Revenue Agency prevents Canadian Unitarian Council from working for justice

Association

Politically motivated audits of civil society organisations, which began under the previous government led by Stephen Harper, continue to have a negative impact on the freedom of association in Canada. The Canadian Unitarian Council, a religious charitable organisation which was a vocal opponent of some of the Harper government's policies, has been forced by the Canada Revenue Agency (CRA) to remove references to 'justice' and 'social justice' from its mission statement. The CRA claims that the organisation cannot include such vague references in its mission statement, as these could be considered to include 'political' work. It had been expected that the new government led by Justin Trudeau would relax measures, given that Trudeau had campaigned to set charities 'free from political harassment.' Despite the liberal shift in Canadian politics, the activities of religious-affiliated civil society organisations remain restricted.

Peaceful Assembly

The Canadian offshoot of America’s Black Lives Matter movement has gained increasing prominence this summer. On 24th July, Abdirahman Abdi, a Somali-born immigrant, died in hospital as a result of injuries sustained during his arrest by Ottawa police the day before. More than 500 protestors rallied in the Canadian capital to protest against race-based police brutality.

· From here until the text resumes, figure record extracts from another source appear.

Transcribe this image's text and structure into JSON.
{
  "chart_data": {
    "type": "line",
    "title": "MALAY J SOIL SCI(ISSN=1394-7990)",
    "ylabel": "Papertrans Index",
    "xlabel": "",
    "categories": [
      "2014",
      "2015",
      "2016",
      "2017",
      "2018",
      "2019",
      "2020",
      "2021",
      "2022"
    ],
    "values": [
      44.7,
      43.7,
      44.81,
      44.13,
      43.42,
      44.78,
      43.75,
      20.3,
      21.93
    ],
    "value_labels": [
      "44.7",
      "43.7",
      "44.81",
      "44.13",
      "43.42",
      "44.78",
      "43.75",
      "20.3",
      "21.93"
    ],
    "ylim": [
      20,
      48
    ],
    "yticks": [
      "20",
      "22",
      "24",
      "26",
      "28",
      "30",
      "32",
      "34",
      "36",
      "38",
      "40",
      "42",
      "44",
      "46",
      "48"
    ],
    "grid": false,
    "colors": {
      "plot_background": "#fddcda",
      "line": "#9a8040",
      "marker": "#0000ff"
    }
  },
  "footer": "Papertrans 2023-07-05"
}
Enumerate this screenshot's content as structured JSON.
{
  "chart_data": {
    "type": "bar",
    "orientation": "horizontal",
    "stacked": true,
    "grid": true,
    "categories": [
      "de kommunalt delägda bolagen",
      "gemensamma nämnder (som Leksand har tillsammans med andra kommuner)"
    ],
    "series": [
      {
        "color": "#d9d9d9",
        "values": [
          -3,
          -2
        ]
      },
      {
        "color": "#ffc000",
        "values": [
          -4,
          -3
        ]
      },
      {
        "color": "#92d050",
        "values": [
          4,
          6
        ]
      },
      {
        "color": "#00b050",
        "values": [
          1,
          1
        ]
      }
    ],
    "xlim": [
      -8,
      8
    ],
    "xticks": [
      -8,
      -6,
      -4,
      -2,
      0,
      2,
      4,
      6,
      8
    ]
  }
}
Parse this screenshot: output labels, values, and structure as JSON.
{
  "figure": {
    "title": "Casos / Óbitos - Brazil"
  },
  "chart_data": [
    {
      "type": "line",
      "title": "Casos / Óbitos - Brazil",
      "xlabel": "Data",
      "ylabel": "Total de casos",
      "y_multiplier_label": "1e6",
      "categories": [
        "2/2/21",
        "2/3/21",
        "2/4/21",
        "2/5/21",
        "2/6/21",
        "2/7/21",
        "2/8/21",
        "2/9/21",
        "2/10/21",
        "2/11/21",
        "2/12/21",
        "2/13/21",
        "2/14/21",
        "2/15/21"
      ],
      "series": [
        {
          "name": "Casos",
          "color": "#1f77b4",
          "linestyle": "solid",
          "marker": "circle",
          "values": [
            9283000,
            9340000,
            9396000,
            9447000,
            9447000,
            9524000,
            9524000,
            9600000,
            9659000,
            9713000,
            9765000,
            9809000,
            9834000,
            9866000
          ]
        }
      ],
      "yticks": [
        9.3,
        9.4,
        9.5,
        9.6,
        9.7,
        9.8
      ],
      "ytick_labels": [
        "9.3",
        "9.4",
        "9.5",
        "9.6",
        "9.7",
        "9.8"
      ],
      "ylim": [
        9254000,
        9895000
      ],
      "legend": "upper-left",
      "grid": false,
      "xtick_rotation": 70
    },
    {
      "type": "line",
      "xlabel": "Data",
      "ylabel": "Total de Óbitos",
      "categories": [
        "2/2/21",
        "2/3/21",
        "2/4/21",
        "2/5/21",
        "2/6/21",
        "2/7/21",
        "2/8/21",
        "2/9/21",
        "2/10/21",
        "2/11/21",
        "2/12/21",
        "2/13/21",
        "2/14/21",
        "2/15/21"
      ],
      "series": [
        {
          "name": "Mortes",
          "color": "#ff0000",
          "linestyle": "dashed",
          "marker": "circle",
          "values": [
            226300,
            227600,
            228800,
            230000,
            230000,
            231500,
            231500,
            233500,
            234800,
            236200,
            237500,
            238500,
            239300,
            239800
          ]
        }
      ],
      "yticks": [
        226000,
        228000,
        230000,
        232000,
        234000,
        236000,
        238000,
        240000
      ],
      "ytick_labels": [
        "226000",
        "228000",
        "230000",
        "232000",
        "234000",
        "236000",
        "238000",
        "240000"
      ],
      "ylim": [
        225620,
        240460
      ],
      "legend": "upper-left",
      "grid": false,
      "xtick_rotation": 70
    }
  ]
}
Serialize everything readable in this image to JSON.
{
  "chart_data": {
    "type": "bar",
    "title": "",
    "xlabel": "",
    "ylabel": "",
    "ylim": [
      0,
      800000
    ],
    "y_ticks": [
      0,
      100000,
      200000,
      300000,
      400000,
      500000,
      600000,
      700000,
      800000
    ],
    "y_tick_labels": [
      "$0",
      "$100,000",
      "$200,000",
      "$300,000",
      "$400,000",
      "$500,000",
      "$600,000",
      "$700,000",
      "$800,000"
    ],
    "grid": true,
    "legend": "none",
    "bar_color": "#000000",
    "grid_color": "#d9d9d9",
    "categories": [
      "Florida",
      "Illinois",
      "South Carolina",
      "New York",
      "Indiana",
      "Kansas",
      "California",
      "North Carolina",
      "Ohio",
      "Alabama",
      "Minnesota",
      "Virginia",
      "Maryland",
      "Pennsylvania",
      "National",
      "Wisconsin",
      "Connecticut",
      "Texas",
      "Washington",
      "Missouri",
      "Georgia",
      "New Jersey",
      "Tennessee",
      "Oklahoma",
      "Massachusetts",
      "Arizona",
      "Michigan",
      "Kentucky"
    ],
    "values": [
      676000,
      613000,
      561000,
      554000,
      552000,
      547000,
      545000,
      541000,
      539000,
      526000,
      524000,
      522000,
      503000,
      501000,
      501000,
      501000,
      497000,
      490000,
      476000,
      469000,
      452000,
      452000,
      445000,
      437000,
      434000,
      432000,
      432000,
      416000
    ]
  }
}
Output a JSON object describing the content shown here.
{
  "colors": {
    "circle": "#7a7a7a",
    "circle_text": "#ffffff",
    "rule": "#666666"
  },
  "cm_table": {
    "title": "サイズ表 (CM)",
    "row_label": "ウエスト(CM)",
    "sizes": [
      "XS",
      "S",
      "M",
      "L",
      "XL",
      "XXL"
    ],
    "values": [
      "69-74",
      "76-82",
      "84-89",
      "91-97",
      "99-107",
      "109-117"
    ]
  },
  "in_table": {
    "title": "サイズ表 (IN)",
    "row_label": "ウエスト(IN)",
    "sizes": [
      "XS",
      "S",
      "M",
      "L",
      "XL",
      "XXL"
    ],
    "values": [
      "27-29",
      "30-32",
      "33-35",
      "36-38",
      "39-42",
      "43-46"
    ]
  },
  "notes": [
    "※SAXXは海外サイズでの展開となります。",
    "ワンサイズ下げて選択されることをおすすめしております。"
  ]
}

Separately, Black Lives Matter Toronto held a sit-in during the city’s Pride parade on 3rd July, calling on spectators to stand against police brutality and the culture of “anti-blackness” in Canada. Pride Toronto’s executive, Matthew Chantelois, resigned later in the month after facing heavy criticism from the city police and pride supporters for his acquiescence to the protestors’ demands. 

Expression

In 2015, the Canadian Journalists for Free Expression (CJFE), in partnership with the Canadian Civil Liberties Association, launched a Charter of Rights challenge of the Anti-Terrorism Act, also known as Bill C-51. This bill, which drastically extended Canadian government agencies’ surveillance powers, has faced close scrutiny in recent months as liberal politicians pledged to seek its repeal.